I’ll be blunt: It was a crappy day.
[Am I allowed to say the word “crappy” on the Internet?]
I had to go in to work at 4:30am. That means I need to get
out of bed about quarter after three. In the morning! I have hunter
friends who scoff at this early awakening, but at least they’re getting up to
go do something they enjoy.
The day was [see the adjective above] for a number of
reasons:
- It was really cold.
- It was the first week of January and there’s nothing to look forward to until, like, my birthday in April.
- I had to get up crazy early.
- Instead of going to church the day before I had spent two hours in the ER with two of my girls, who were both diagnosed with croup, so I felt rather disconnected.
- Did I mention how cold it was?
- Neither I nor my harried wife Bethany had gotten uninterrupted sleep lately, what with our sick infant across the hallway waking up at least once a night for the last week or more. *yawn* (Though for the record, Bethany had gotten much less sleep than I have)
- It was going to be a long day.
So I was moping internally. Probably externally too – I don’t
always know how others perceive me, so I may well have appeared mopey.
Woe is I! I am tired
and cold! My full-time job is busy enough to pay me time-and-a-half for at
least two days this week! Whimper-waaaaahhh!!
I was a dopey moper.
Occasionally I find myself in a mood that I don’t want to be
in. I am fully aware that I am being selfish or shortsighted or petty or
whatever, but “kicking” the mood, as Oswald Chambers espouses, doesn’t
always work. I suppose part of me somehow enjoys feeling sorry for myself, enjoys
moments of misery, even though common sense belies the logic of that sentiment:
Enjoying one’s own sadness? What the what?
I take no credit for removing myself from the mood, though.
I had a chance to tell a coworker a little bit about my family’s desire and
goal to move to the Bronx later this year, and soon found that my perspective on
the day had changed. I’ve got to keep the
big picture first, I thought. I’m
healthy and alive, as is my family (relatively speaking), and we’re together;
that’s more than many people can say. My coworker couldn’t understand why I
would want to take my young family into such a place as the Bronx – it just
doesn’t make sense! Then my mood improved, and that doesn’t make sense either.
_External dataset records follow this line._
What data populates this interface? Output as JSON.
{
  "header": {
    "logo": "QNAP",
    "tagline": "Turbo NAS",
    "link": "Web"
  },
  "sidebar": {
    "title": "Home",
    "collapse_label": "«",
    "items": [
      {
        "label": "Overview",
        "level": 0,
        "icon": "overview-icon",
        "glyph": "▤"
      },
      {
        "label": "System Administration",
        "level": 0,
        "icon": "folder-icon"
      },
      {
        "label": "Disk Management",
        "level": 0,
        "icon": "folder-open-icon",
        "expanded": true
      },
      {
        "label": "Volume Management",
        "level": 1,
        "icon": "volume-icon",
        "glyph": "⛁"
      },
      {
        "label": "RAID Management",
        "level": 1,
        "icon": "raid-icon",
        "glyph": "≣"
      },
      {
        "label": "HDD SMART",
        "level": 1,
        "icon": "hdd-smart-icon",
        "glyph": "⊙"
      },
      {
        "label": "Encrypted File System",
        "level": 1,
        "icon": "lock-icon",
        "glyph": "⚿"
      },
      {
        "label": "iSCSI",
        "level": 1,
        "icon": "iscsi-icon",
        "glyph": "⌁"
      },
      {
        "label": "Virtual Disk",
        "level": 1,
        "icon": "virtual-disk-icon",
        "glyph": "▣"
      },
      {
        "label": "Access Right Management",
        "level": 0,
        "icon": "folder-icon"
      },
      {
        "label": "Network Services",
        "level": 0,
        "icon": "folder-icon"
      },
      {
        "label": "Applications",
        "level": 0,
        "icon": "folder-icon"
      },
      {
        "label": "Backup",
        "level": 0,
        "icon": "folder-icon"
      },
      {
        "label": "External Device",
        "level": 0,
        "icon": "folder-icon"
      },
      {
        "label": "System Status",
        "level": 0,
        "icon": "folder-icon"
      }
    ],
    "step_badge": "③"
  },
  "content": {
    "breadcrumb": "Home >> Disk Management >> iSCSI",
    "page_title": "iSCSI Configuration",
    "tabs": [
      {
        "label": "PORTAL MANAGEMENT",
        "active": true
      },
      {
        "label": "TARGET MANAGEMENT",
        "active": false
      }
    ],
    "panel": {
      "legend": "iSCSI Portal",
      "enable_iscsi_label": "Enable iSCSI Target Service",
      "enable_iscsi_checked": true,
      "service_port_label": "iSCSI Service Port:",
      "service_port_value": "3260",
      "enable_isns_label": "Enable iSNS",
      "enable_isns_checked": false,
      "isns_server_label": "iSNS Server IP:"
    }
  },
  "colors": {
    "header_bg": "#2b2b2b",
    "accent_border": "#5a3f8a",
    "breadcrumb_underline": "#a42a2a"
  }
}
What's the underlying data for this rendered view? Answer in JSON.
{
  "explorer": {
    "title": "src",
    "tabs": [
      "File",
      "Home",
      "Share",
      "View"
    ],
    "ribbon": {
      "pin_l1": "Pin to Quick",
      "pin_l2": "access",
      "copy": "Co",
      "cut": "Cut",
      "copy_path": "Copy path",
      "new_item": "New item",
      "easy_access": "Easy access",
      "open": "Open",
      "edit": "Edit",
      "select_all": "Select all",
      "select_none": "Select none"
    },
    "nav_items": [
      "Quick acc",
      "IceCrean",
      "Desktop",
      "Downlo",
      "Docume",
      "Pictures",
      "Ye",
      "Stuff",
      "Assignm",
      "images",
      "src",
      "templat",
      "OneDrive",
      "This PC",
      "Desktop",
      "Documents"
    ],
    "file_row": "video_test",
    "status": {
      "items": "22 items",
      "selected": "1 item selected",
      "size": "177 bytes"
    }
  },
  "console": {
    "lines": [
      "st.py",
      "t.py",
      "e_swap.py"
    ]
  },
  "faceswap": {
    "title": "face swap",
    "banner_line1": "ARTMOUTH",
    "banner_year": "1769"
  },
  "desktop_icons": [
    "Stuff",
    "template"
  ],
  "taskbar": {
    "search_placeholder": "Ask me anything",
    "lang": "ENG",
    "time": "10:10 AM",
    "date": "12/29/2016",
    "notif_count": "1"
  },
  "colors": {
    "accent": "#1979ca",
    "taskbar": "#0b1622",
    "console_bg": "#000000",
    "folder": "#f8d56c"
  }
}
God often works that way, doing things that don’t make sense to our eyes.
And I, for one, am glad that He does.
Armed with my rejuvenated mood and refreshed perspective, I finished
my work day and went home. Shortly thereafter Bethany took our
almost-8-month-old Juliet back to the doctor because she had barely eaten
anything since the day before. They went to the doctor, then straight to the
ER, then to their room in the pediatric wing of the hospital, where they stayed
for the next four days.
But that story will be another post. God gave me the
strength to handle the next several days as a single dad while Bethany was in
the hospital with our youngest. He sure knows what He’s doing, doesn’t He?